Sinceramente, acho essa
discussão antiquada. Tão inútil insistirmos nela como discutir se
a música que escutamos ao longe vem do piano ou do pianista.
A propriedade mais
importante do sistema nervoso central é sua plasticidade. De nossos
pais herdamos o formato da rede de neurônios que trouxemos ao mundo.

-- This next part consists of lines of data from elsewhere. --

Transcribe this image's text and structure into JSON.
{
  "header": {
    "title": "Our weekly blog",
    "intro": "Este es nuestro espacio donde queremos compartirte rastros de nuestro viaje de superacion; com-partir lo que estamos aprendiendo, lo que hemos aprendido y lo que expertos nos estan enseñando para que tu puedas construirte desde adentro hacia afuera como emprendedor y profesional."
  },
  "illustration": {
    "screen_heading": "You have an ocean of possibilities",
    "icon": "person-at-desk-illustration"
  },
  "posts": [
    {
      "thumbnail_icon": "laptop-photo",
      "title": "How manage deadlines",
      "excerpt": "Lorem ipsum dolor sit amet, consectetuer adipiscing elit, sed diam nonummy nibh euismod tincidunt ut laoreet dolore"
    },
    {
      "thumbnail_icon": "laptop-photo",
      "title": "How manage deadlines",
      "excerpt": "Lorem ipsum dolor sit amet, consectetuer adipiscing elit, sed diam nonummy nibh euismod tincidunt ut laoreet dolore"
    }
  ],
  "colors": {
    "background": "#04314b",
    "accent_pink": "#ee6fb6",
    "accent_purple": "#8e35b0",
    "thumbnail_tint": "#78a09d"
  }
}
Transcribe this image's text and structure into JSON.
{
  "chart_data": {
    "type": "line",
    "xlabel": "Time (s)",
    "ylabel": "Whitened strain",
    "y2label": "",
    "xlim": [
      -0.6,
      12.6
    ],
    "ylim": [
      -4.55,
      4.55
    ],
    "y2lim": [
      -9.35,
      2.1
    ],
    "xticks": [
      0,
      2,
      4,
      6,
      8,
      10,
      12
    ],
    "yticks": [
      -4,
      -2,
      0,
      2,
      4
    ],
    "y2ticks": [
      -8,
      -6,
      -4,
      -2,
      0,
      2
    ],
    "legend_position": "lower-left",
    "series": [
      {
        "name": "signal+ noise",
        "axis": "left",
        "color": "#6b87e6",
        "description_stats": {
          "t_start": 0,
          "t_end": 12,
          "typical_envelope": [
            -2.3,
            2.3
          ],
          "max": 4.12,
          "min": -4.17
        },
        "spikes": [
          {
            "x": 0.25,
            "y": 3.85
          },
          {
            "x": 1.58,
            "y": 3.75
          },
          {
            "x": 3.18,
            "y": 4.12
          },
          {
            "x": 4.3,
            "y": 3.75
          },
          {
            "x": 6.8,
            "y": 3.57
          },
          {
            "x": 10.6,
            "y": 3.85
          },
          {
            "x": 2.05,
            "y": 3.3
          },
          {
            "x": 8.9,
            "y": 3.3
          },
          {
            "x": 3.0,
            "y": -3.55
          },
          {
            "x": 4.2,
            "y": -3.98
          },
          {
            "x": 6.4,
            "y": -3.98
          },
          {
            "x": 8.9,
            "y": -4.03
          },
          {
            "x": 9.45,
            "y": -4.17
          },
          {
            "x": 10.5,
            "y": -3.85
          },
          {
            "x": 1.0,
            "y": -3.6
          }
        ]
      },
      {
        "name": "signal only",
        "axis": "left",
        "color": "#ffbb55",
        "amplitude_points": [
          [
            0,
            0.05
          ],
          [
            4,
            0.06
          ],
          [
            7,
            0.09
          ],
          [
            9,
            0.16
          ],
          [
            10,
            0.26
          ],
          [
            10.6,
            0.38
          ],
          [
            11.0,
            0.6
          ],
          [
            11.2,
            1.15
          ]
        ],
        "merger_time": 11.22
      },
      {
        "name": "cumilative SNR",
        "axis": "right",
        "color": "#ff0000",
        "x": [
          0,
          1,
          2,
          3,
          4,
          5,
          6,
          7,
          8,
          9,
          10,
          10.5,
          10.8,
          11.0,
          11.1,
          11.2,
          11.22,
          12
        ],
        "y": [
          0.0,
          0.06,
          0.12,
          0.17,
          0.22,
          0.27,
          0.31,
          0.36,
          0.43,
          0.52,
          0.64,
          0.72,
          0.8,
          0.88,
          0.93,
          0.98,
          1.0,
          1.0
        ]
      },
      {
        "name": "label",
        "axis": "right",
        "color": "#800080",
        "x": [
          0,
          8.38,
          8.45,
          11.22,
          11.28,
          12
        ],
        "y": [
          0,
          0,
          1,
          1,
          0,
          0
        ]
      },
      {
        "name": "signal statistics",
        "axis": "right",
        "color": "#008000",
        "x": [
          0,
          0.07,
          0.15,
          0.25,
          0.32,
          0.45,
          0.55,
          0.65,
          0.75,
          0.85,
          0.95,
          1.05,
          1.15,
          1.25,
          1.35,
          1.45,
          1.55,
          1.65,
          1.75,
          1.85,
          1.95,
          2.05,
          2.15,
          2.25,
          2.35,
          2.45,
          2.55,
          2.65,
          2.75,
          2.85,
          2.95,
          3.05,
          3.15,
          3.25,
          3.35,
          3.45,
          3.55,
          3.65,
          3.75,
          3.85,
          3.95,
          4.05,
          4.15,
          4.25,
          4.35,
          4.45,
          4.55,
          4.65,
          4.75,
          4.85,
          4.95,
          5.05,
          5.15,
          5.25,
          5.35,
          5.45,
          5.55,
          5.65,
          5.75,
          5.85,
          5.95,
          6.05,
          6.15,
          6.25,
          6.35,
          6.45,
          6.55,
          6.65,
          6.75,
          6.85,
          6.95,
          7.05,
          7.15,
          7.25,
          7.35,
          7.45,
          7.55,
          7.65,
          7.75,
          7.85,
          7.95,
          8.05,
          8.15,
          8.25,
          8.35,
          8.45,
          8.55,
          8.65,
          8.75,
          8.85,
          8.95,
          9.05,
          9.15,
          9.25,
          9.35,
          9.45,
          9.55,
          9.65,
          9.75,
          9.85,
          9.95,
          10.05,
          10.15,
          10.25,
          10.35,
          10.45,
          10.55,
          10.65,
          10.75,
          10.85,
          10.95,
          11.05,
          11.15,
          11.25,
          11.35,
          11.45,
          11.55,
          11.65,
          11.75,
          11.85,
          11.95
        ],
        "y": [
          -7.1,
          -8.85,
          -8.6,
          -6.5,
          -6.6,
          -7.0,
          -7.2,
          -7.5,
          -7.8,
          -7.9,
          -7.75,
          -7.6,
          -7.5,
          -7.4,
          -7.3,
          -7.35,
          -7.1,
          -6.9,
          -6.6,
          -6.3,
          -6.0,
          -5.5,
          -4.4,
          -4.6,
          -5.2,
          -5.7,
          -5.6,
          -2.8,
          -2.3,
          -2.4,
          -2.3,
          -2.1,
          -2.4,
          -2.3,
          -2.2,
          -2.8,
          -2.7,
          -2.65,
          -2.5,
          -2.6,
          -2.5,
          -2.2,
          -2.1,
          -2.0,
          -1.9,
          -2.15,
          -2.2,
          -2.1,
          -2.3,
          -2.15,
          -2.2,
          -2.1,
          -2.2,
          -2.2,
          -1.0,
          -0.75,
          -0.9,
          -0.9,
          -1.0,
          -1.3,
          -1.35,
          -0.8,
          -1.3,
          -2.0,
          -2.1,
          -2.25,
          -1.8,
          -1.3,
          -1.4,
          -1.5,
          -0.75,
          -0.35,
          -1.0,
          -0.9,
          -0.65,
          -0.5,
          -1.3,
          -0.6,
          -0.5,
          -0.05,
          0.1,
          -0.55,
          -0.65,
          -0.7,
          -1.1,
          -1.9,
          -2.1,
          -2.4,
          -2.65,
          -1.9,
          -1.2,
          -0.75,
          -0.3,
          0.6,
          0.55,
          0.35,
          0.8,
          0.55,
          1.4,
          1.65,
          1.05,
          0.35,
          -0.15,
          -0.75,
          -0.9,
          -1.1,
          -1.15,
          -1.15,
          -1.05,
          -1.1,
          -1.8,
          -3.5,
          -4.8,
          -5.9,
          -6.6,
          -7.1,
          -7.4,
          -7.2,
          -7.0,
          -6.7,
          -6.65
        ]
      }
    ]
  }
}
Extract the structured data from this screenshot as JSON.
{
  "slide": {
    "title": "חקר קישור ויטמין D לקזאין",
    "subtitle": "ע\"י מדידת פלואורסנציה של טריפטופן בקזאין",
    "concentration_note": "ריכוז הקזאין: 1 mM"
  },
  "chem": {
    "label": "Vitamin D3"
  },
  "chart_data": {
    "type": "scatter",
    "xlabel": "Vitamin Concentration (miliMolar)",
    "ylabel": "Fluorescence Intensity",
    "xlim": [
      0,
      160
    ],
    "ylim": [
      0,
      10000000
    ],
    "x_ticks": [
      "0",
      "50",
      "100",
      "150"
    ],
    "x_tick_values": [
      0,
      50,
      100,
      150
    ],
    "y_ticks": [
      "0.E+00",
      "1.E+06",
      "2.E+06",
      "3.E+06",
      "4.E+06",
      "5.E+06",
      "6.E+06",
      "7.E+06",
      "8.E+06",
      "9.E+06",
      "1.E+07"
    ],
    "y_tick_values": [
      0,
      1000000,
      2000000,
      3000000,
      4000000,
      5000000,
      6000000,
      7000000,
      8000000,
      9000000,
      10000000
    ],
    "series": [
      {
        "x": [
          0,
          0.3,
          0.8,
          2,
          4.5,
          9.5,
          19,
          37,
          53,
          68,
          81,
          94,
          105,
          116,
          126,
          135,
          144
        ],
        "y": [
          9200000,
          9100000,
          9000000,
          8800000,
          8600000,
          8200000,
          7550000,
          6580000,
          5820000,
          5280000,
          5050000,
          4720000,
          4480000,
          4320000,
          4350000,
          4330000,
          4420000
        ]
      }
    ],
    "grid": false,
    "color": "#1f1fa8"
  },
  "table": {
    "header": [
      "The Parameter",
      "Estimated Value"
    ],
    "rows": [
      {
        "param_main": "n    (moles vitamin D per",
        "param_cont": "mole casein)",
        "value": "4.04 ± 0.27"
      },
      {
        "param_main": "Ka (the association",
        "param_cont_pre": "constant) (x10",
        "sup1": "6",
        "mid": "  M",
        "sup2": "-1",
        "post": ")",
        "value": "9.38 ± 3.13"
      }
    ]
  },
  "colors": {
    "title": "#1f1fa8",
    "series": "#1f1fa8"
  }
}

No decorrer da vida, entretanto, os sucessivos impactos do ambiente
provocaram tamanha alteração plástica na arquitetura dessa rede
primitiva que ela se tornou absolutamente irreconhecível e original.
Cada indivíduo é um
experimento único da natureza porque resulta da interação entre
uma arquitetura de circuitos neuronais geneticamente herdada e a
experiência de vida. Ainda que existam irmãos geneticamente iguais,
jamais poderemos evitar as diferenças dos estímulos que moldarão a
estrutura microscópica de seus sistemas nervosos. Da mesma forma,
mesmo que o oposto fosse possível – garantirmos estímulos
ambientais idênticos para dois recém-nascidos diferentes – nunca
obteríamos duas pessoas iguais por causa das diferenças na
constituição de sua circuitaria de neurônios. Por isso, é
impossível existirem dois habitantes na Terra com a mesma forma de
agir e de pensar.
Se taparmos o olho
esquerdo de um recém-nascido por 30 dias, a visão daquele olho
jamais se desenvolverá em sua plenitude. Estimulado pela luz, o olho
direito enxergará normalmente, mas o esquerdo não. Ao nascer, os
neurônios das duas retinas eram idênticos, porém os que
permaneceram no escuro perderam a oportunidade de ser ativados no
momento crucial. Tem sentido, nesse caso, perguntar o que é mais
importante para a visão: os neurônios ou a incidência da luz na
retina?
Em matéria de
comportamento, o resultado do impacto da experiência pessoal sobre
os eventos genéticos, embora seja mais complexo e imprevisível, é
regido por interações semelhantes. No caso da sexualidade, para
voltar ao tema, uma mulher com desejo sexual por outras pode muito
bem se casar e até ser fiel a um homem, mas jamais deixará de se
interessar por mulheres. Quantos homens casados vivem experiências
homossexuais fora do casamento? Teoricamente, cada um de nós tem
discernimento para escolher o comportamento pessoal mais adequado
socialmente, mas não há quem consiga esconder de si próprio suas
preferências sexuais.
Até onde a memória
alcança, sempre existiram maiorias de mulheres e homens
heterossexuais e uma minoria de homossexuais. O espectro da
sexualidade humana é amplo e de alta complexidade, no entanto; vai
dos heterossexuais empedernidos aos que não têm o mínimo interesse
pelo sexo oposto. Entre os dois extremos, em gradações variadas
entre a hetero e a homossexualidade, oscilam os menos ortodoxos.
Como o presente não
nos faz crer que essa ordem natural vá se modificar, por que é tão
difícil aceitarmos a riqueza da biodiversidade sexual de nossa
espécie? Por que insistirmos no preconceito contra um fato biológico
inerente à condição humana?
Em contraposição ao
comportamento adotado em sociedade, a sexualidade humana não é
questão de opção individual, como muitos gostariam que fosse, ela
simplesmente se impõe a cada um de nós. Simplesmente, é!
Comentário do autor do
blog: O Dr. Drauzio Varella mais uma vez nos presenteia com sua visão
clara dos fatos e sua enorme capacidade de trocar em miúdos um tema
complexo e controverso. Parabéns, Drauzio!